His birthname was Robert Kenneth Christy. He was the second of three children of Alice Christy and Olivier B. Christy. Christy was born inGreenville, Pennsylvania. According to Census records, Christy had served in World War I.
The actor started his career on radio programs. From the early 1930s, he had a nearly three decade career on radio, with roles in such popular radio series as Little Orphan Annie, where he played Mr. Bonds, The Great Gildersleeve on which he was a regular as The Chief of Police, as well as portraying several dramatic roles on Suspense. A versatile artist, he was equally comfortable in serious minded programs, such as The Fifth Horseman and Gangbusters, as he was with comedy series like Amos 'n' Andy and A Day in the Life of Dennis Day.

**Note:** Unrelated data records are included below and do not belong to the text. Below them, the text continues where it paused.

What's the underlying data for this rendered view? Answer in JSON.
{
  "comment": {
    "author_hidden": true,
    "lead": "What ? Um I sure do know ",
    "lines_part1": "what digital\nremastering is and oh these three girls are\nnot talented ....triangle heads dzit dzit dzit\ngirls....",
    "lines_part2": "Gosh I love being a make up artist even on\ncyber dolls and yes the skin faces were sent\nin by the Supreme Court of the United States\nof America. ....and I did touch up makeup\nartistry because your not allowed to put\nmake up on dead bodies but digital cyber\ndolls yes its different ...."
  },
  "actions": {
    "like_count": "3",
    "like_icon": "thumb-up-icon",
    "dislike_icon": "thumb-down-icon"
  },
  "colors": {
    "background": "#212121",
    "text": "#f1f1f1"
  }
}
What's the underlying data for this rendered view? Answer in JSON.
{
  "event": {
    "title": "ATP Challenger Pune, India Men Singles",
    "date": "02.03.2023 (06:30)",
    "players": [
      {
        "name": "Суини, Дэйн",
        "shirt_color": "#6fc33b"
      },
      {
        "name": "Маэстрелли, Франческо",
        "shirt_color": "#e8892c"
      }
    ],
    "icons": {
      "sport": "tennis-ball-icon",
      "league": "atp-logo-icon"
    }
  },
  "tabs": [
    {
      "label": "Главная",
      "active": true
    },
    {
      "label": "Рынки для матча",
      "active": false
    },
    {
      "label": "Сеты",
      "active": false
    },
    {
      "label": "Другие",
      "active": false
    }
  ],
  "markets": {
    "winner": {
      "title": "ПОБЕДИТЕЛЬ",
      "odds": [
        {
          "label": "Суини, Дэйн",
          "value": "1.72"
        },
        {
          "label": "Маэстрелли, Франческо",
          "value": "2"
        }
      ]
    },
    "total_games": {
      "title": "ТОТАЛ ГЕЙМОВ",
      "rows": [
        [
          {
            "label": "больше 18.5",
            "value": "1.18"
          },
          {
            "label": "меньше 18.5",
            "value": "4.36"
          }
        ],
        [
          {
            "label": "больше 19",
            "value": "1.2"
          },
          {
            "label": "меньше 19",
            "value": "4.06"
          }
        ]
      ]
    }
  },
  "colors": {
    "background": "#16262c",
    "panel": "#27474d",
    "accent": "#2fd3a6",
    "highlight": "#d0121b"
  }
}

Christy appeared in 144 films and television programs between 1940 and 1962 and many of his films list him as uncredited. His first acting role was in the film Foreign Correspondent (1940) and his career ended with the television series Shannon (1962).
Christy's film credits include Burma Convoy (1941), Tarzan's New York Adventure (1942), Cheaper by the Dozen (1950), A Place in the Sun (1951), Abbott and Costello Go to Mars (1953), Inside Detroit (1956), and Utah Blaine (1957).
His television credits include Gang Busters (1952), Meet Corliss Archer (1954), Death Valley Days (1955), I Love Lucy (1954–56), Celebrity Playhouse (1956), Dragnet (1957), and Wagon Train(1958), General Electric Theater (1959), M Squad (1960), and My Three Sons (1961).